My Work
The work that we do in my lab is multidisciplinary. I received my PhD in physical chemistry and I did my post-doctorate work in synthesis. In the lab we study ribonucleic acid (RNA) and how to use it as a target for drugs. Unlike deoxyribonucleic acid (DNA), which forms a double helix, RNA is single stranded and it folds onto itself often times in strange and unusual ways. Every single protein in a body is encoded by RNA.
In my lab we try to capitalize on my experience in both physical chemistry, in particular RNA structure and thermodynamics, and in chemical synthesis to understand what types of ligands like to bind RNA and better use it as a target for drugs. In general, we test 10,000 compounds for binding to 10,000 or so different RNAs. For each compound, we find what RNA structures it likes to bind. These preferences are searched for in genomes to target RNAs that cause disease.

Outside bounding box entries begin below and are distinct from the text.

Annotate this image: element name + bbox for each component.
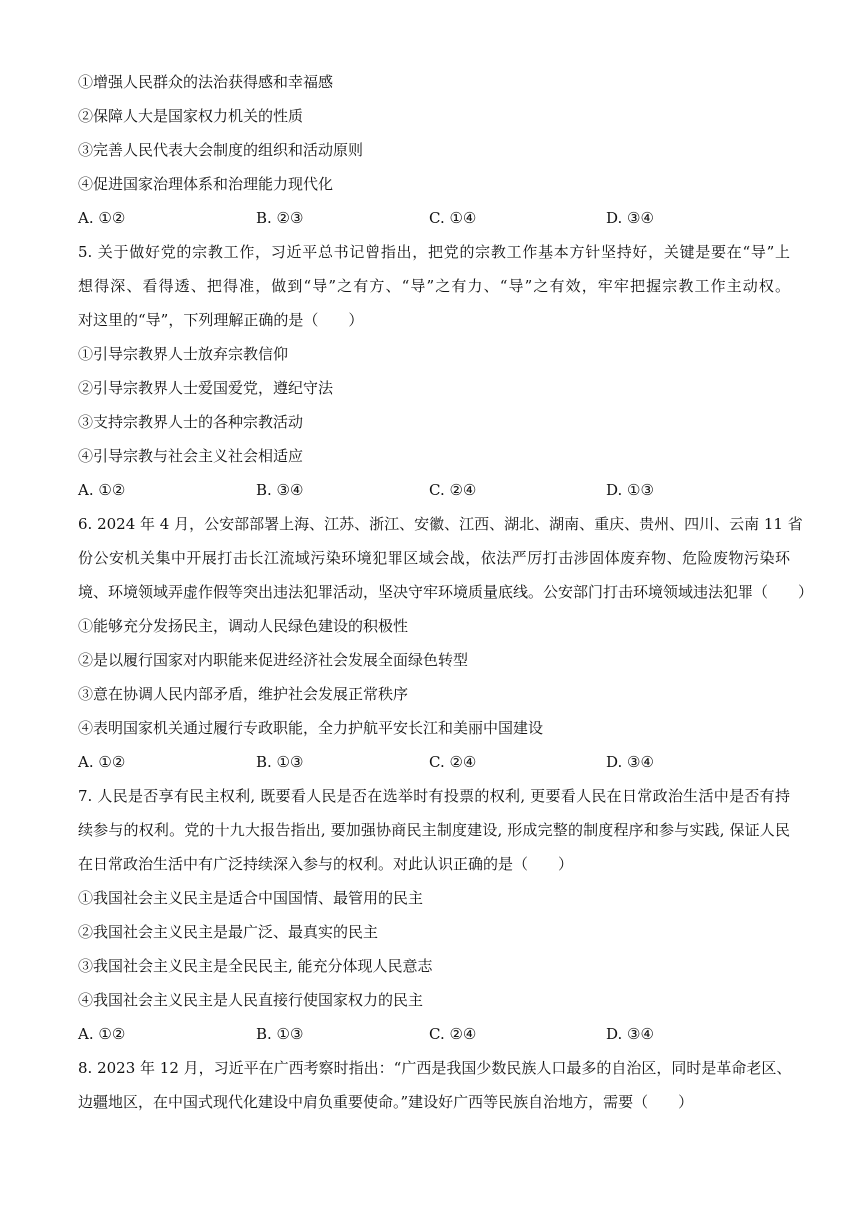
q4-option-a: A. ①②: [78, 209, 126, 227]
q7-item-3: ③我国社会主义民主是全民民主, 能充分体现人民意志: [78, 957, 433, 975]
q7-option-c: C. ②④: [429, 1025, 477, 1043]
q7-stem-line-2: 续参与的权利。党的十九大报告指出, 要加强协商民主制度建设, 形成完整的制度程序和参与实践, 保证人民: [78, 821, 790, 839]
q4-option-c: C. ①④: [429, 209, 477, 227]
q6-item-1: ①能够充分发扬民主，调动人民绿色建设的积极性: [78, 617, 409, 635]
q8-stem-line-1: 8. 2023 年 12 月，习近平在广西考察时指出：“广西是我国少数民族人口最多的自治区，同时是革命老区、: [78, 1059, 792, 1077]
q7-option-d: D. ③④: [606, 1025, 654, 1043]
q6-option-a: A. ①②: [78, 753, 126, 771]
q5-item-1: ①引导宗教界人士放弃宗教信仰: [78, 345, 289, 363]
q6-option-d: D. ③④: [606, 753, 654, 771]
q6-stem-line-1: 6. 2024 年 4 月，公安部部署上海、江苏、浙江、安徽、江西、湖北、湖南、重庆、贵州、四川、云南 11 省: [78, 515, 803, 533]
q6-item-3: ③意在协调人民内部矛盾，维护社会发展正常秩序: [78, 685, 409, 703]
q4-item-4: ④促进国家治理体系和治理能力现代化: [78, 175, 334, 193]
q8-stem-line-2: 边疆地区，在中国式现代化建设中肩负重要使命。”建设好广西等民族自治地方，需要（ ）: [78, 1093, 694, 1111]
q6-item-2: ②是以履行国家对内职能来促进经济社会发展全面绿色转型: [78, 651, 469, 669]
q4-options: [78, 208, 790, 228]
q6-stem-line-2: 份公安机关集中开展打击长江流域污染环境犯罪区域会战，依法严厉打击涉固体废弃物、危险废物污染环: [78, 549, 790, 567]
q5-option-a: A. ①②: [78, 481, 126, 499]
q7-stem-line-1: 7. 人民是否享有民主权利, 既要看人民是否在选举时有投票的权利, 更要看人民在日常政治生活中是否有持: [78, 787, 790, 805]
q6-option-c: C. ②④: [429, 753, 477, 771]
q6-item-4: ④表明国家机关通过履行专政职能，全力护航平安长江和美丽中国建设: [78, 719, 544, 737]
q5-item-2: ②引导宗教界人士爱国爱党，遵纪守法: [78, 379, 334, 397]
q7-item-2: ②我国社会主义民主是最广泛、最真实的民主: [78, 923, 379, 941]
q4-option-b: B. ②③: [256, 209, 304, 227]
q5-item-4: ④引导宗教与社会主义社会相适应: [78, 447, 304, 465]
q7-item-1: ①我国社会主义民主是适合中国国情、最管用的民主: [78, 889, 424, 907]
q5-options: [78, 480, 790, 500]
q5-item-3: ③支持宗教界人士的各种宗教活动: [78, 413, 304, 431]
q4-item-3: ③完善人民代表大会制度的组织和活动原则: [78, 141, 364, 159]
q6-options: [78, 752, 790, 772]
q7-options: [78, 1024, 790, 1044]
q7-item-4: ④我国社会主义民主是人民直接行使国家权力的民主: [78, 991, 424, 1009]
q7-stem-line-3: 在日常政治生活中有广泛持续深入参与的权利。对此认识正确的是（ ）: [78, 855, 574, 873]
q5-stem-line-1: 5. 关于做好党的宗教工作，习近平总书记曾指出，把党的宗教工作基本方针坚持好，关键是要在“导”上: [78, 243, 790, 261]
q5-stem-line-3: 对这里的“导”，下列理解正确的是（ ）: [78, 311, 364, 329]
q6-stem-line-3: 境、环境领域弄虚作假等突出违法犯罪活动，坚决守牢环境质量底线。公安部门打击环境领域违法犯罪（ ）: [78, 583, 814, 601]
q6-option-b: B. ①③: [256, 753, 304, 771]
q5-option-b: B. ③④: [256, 481, 304, 499]
q5-stem-line-2: 想得深、看得透、把得准，做到“导”之有方、“导”之有力、“导”之有效，牢牢把握宗教工作主动权。: [78, 277, 790, 295]
q5-option-c: C. ②④: [429, 481, 477, 499]
q4-item-1: ①增强人民群众的法治获得感和幸福感: [78, 73, 334, 91]
q7-option-a: A. ①②: [78, 1025, 126, 1043]
q4-option-d: D. ③④: [606, 209, 654, 227]
q5-option-d: D. ①③: [606, 481, 654, 499]
q4-item-2: ②保障人大是国家权力机关的性质: [78, 107, 304, 125]
q7-option-b: B. ①③: [256, 1025, 304, 1043]
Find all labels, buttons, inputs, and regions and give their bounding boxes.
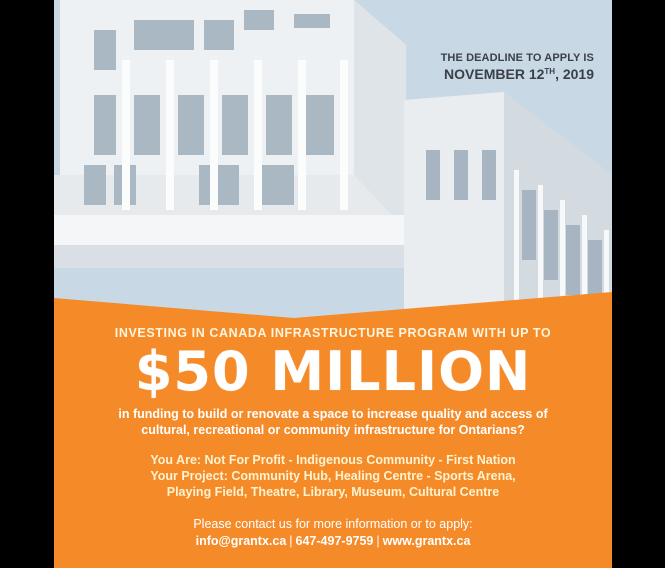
funding-amount: $50 MILLION <box>134 340 532 403</box>
deadline-label: THE DEADLINE TO APPLY IS <box>440 52 594 64</box>
website-link[interactable]: www.grantx.ca <box>382 534 471 548</box>
program-headline: INVESTING IN CANADA INFRASTRUCTURE PROGRAM WITH UP TO <box>114 326 552 340</box>
profile-line-project-cont: Playing Field, Theatre, Library, Museum, Cultural Centre <box>166 485 500 499</box>
deadline-month-day: NOVEMBER 12 <box>444 66 545 82</box>
profile-line-project: Your Project: Community Hub, Healing Centre - Sports Arena, <box>150 469 516 483</box>
phone-number[interactable]: 647-497-9759 <box>295 534 374 548</box>
contact-info <box>54 516 612 550</box>
email-link[interactable]: info@grantx.ca <box>195 534 287 548</box>
deadline-year: , 2019 <box>555 66 594 82</box>
description-line: cultural, recreational or community infrastructure for Ontarians? <box>141 423 525 437</box>
separator: | <box>376 534 380 548</box>
description-line: in funding to build or renovate a space to increase quality and access of <box>118 407 548 421</box>
separator: | <box>289 534 293 548</box>
profile-line-you-are: You Are: Not For Profit - Indigenous Community - First Nation <box>150 453 516 467</box>
banner-content <box>54 326 612 550</box>
deadline-suffix: TH <box>544 67 556 76</box>
contact-intro: Please contact us for more information or to apply: <box>193 517 473 531</box>
poster <box>54 0 612 568</box>
eligibility-profile <box>54 452 612 500</box>
contact-links <box>54 533 612 550</box>
funding-description <box>54 406 612 438</box>
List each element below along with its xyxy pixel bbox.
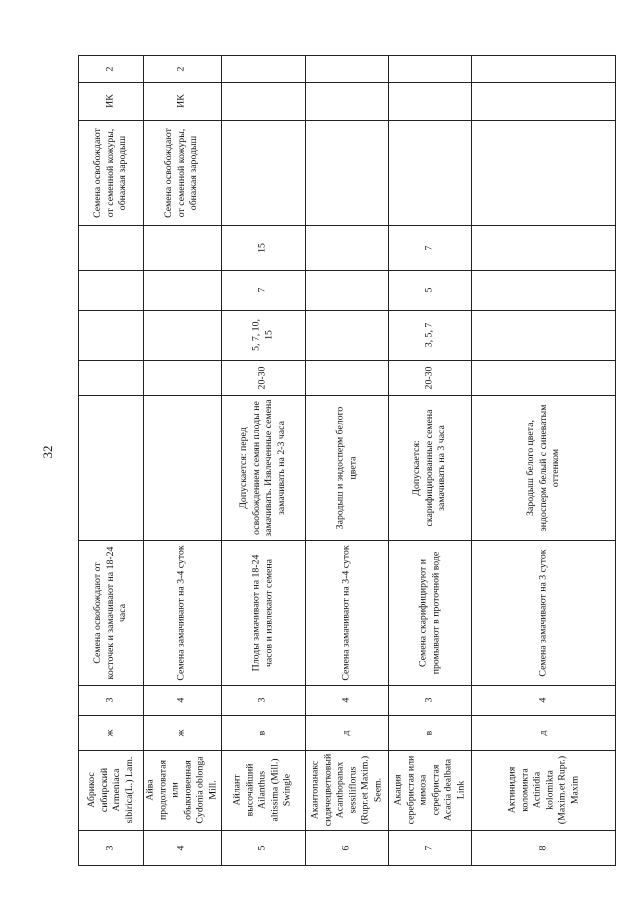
- cell-preparation: [471, 540, 616, 685]
- cell-text-group: д: [537, 730, 549, 735]
- cell-text-group: в: [423, 730, 435, 735]
- cell-note: [78, 395, 143, 540]
- cell-text-num: 7: [423, 845, 435, 851]
- cell-days2: [305, 270, 388, 310]
- cell-temp: [143, 360, 221, 395]
- cell-text-temp: 20-30: [423, 366, 435, 389]
- cell-text-note: Зародыш белого цвета, эндосперм белый с синеватым оттенком: [524, 404, 561, 531]
- cell-ik: [471, 82, 616, 120]
- cell-code: [221, 685, 305, 715]
- cell-text-name: Айлант высочайший Ailanthus altissima (Mill.) Swingle: [231, 758, 293, 822]
- cell-method: [78, 120, 143, 225]
- cell-text-days1: 3, 5, 7: [423, 322, 435, 348]
- cell-text-temp: 20-30: [256, 366, 268, 389]
- cell-last: [78, 55, 143, 82]
- cell-code: [471, 685, 616, 715]
- cell-text-name: Акантопанакс сидячецветковый Acanthopanax sessiliflorus (Rupr.et Maxim.) Seem.: [308, 753, 383, 827]
- cell-last: [221, 55, 305, 82]
- cell-text-days2: 5: [423, 287, 435, 293]
- cell-text-preparation: Семена замачивают на 3-4 суток: [340, 544, 352, 681]
- cell-name: [78, 750, 143, 830]
- cell-text-num: 4: [175, 845, 187, 851]
- cell-method: [388, 120, 471, 225]
- cell-num: [471, 830, 616, 866]
- cell-temp: [305, 360, 388, 395]
- cell-num: [78, 830, 143, 866]
- cell-num: [143, 830, 221, 866]
- cell-preparation: [143, 540, 221, 685]
- cell-days3: [143, 225, 221, 270]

Designing drugs that target RNA is still a relatively new process. But the potential applications are huge. RNA can cause cancer, genetic diseases, and bacterial and viral infections. We hope to develop methods to rationally design drugs targeting RNAs that cause each of these diseases. We are especially interested in targeting RNAs from orphan diseases to initiate the pharmaceutical industry into "adopting" them.
My Research
RNA is an important biomolecule that encodes and catalyzes the synthesis of protein. RNAs (microRNAs) also play important regulatory roles in cells that, if altered, can contribute to cancer and other diseases. These factors make RNA an important target for the design of therapeutics. At present, however, few therapeutics target RNA. This is due to a limited understanding of how to target RNA with a small molecule.
The research in the Disney lab focuses on developing a better understanding of how to target RNA with drug-like compounds. Our ultimate goal is to develop a general set of rules, or code, that can be used to design a therapeutic towards an RNA using only its sequence.
Our research focuses on three main areas:
- Development of new high throughput screening assays to understand the binding of small molecules to RNA;
- Development of two-dimensional combinatorial screening to probe RNA and chemical space simultaneously to identify features in both governing molecular recognition; and
- Use information from these studies to target RNAs that cause disease. Currently, we are targeting pathogenic RNAs to which there are no known treatments.